Sollten Sie einige der folgenden Eigenschaften oder Verhaltensweisen bei sich selbst entdecken, könnte das ein Hinweis darauf sein, dass Sie sich hin und wieder zu nett verhalten.
1. Sie übernehmen oft Aufgaben von Kollegen
Natürlich ist es eine gute Sache, hilfsbereit zu sein und seinen Kollegen am Arbeitsplatz auszuhelfen. Wer jedoch zu nett ist, hat von seiner Hilfsbereitschaft manchmal selbst nicht allzu viel. Denn schnell werden zu nette Kollegen von anderen Beschäftigten als Ja-Sager wahrgenommen.
Bedeutet: Hat Kollege XY keine Lust auf eine Aufgabe, aber eigentlich Zeit dafür, fragt er Sie. Er weiß nämlich, dass Sie sehr nett sind und mit großer Wahrscheinlichkeit Ja sagen werden.

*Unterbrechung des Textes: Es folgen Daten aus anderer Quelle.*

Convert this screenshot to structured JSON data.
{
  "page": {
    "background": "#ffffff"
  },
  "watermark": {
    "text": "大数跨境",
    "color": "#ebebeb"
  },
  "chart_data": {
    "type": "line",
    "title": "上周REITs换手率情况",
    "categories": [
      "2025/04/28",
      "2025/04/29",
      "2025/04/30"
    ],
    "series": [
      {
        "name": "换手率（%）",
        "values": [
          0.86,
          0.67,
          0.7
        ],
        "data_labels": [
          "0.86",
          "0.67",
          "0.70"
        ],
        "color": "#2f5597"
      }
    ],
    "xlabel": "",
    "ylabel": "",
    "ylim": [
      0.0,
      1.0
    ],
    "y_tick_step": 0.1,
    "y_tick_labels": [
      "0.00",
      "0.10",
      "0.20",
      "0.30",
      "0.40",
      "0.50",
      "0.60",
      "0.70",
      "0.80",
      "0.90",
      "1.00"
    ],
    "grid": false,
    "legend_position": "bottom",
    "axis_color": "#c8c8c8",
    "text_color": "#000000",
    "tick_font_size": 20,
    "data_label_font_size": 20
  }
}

2. Sie bekommen selten Anerkennung für Ihre Arbeit
Die Kollegen möchten häufig Aufgaben an Sie abgeben, weil es sich dabei um Tätigkeiten handelt, die viel Zeit in Anspruch nehmen und keinen großartigen Profilierungswert haben. Das ist ein Nachteil für Sie. Denn bei Ihrem Arbeitgeber kommt so nur an, dass Sie ständig mit Routinetätigkeiten beschäftigt sind, während andere Kollegen Projekte vorantreiben.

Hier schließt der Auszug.